Should I wander into Jotunheim and beg for them to take you back as their equal when they, too, had abandoned you as a baby?
Vyperia drained her glass in one gulp.
"We are lethal to each other."
"Men," began Frigga, reclaiming her hand on Vyperia's arm, "are creatures of habit. They fight. They argue. They say things that can hurt the women that they love. Men attack their lovers where it hurts because they, too, are in pain. It is the rough palette of a man to hide behind his strength and dexterity, to never show the vulnerability that lies underneath the anger. It is pain. It is there." She lowered the glass from Vyperia's lips. "But you must find the strength in yourself to move past that hard exterior and speak to him."
You're not better than Odin when he wiped out the Dark Elves!
Is it not your duty to decide who lives and dies?
That's not the same thing—
It is the same thing; except this time, you can't turn your back on this.
He never wanted a Frost Giant sitting on the throne of Asgard!
Vyperia gazed at Frigga.
"We had one of the worst arguments that we've ever had since I've known him, Frigga," she said with incomprehensible depth. "How could he possibly forgive me?"
"He loves you." Frigga answered. "As Odin would forgive me if I spoke crude words upon a wicked tongue. He would do it out of love."
Vyperia exhaled slowly and looked into her emptied goblet.

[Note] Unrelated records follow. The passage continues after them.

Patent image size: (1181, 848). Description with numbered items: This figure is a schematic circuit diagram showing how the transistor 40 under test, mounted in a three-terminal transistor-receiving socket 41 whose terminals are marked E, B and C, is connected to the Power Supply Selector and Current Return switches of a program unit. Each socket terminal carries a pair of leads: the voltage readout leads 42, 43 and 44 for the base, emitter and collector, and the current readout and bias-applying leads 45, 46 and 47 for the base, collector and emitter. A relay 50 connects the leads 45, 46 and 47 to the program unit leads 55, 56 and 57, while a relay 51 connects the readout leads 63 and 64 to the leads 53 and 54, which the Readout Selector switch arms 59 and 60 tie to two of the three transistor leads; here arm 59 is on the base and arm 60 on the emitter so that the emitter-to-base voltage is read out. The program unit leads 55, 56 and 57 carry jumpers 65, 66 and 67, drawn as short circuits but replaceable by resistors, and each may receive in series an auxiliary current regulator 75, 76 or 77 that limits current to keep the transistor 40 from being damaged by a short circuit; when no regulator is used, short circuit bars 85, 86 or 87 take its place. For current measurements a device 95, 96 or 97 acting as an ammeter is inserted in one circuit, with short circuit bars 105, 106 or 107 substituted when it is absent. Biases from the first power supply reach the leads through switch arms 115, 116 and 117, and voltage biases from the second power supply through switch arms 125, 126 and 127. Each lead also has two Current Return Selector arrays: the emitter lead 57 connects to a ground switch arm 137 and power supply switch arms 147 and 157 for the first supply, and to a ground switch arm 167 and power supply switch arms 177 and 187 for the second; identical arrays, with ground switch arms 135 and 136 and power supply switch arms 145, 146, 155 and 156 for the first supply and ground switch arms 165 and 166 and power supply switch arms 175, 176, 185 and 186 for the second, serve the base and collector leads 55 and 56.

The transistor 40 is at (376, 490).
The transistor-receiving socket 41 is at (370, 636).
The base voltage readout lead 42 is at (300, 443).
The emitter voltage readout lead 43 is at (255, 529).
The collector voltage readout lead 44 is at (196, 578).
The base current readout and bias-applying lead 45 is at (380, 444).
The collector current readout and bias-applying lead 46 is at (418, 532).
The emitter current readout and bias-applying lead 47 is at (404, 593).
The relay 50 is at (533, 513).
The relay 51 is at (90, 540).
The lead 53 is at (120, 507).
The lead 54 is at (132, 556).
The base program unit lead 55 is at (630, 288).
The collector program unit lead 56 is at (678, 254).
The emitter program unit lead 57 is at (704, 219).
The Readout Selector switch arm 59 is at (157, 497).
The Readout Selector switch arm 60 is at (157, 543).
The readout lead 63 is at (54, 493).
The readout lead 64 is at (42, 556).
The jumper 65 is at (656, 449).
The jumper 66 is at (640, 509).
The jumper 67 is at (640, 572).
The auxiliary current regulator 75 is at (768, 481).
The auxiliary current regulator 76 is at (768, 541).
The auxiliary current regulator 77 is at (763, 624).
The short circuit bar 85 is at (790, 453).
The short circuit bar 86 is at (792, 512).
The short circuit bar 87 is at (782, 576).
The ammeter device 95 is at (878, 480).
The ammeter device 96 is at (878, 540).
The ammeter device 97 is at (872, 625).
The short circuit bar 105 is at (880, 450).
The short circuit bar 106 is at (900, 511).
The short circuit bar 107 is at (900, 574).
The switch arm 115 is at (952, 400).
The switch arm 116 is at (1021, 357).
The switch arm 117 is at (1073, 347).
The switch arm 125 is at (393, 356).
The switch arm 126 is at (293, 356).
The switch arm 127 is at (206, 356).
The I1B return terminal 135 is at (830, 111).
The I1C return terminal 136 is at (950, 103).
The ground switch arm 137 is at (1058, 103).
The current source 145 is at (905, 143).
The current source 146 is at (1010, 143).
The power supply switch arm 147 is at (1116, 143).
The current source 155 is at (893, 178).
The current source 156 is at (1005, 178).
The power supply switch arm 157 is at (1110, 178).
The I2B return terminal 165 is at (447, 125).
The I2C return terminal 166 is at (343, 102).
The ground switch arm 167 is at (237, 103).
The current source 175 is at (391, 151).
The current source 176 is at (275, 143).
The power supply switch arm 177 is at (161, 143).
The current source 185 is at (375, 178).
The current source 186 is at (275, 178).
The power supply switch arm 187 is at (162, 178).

"If that does not console you," continued Frigga soothingly, "then perhaps this will. Think of your last words to him; and his last words to you. Would you want that to be your last farewell if he should die tomorrow, Vyperia?"
Frigga gave her a motherly smile and patted her arm before rising to her feet.
"Think about what I said. Act as you will; but never forget this: you have been Queen for only a short time, but ever have you been the one woman within whom Loki entrusted his secrets and his time. You mean more to him than you know, my daughter. You must remember that."
Vyperia gave her a weak smile as Frigga left her.
The Queen of Asgard sighed slowly. She refilled her glass once more and drank it down without another word, left alone in the silence of the dining hall once more.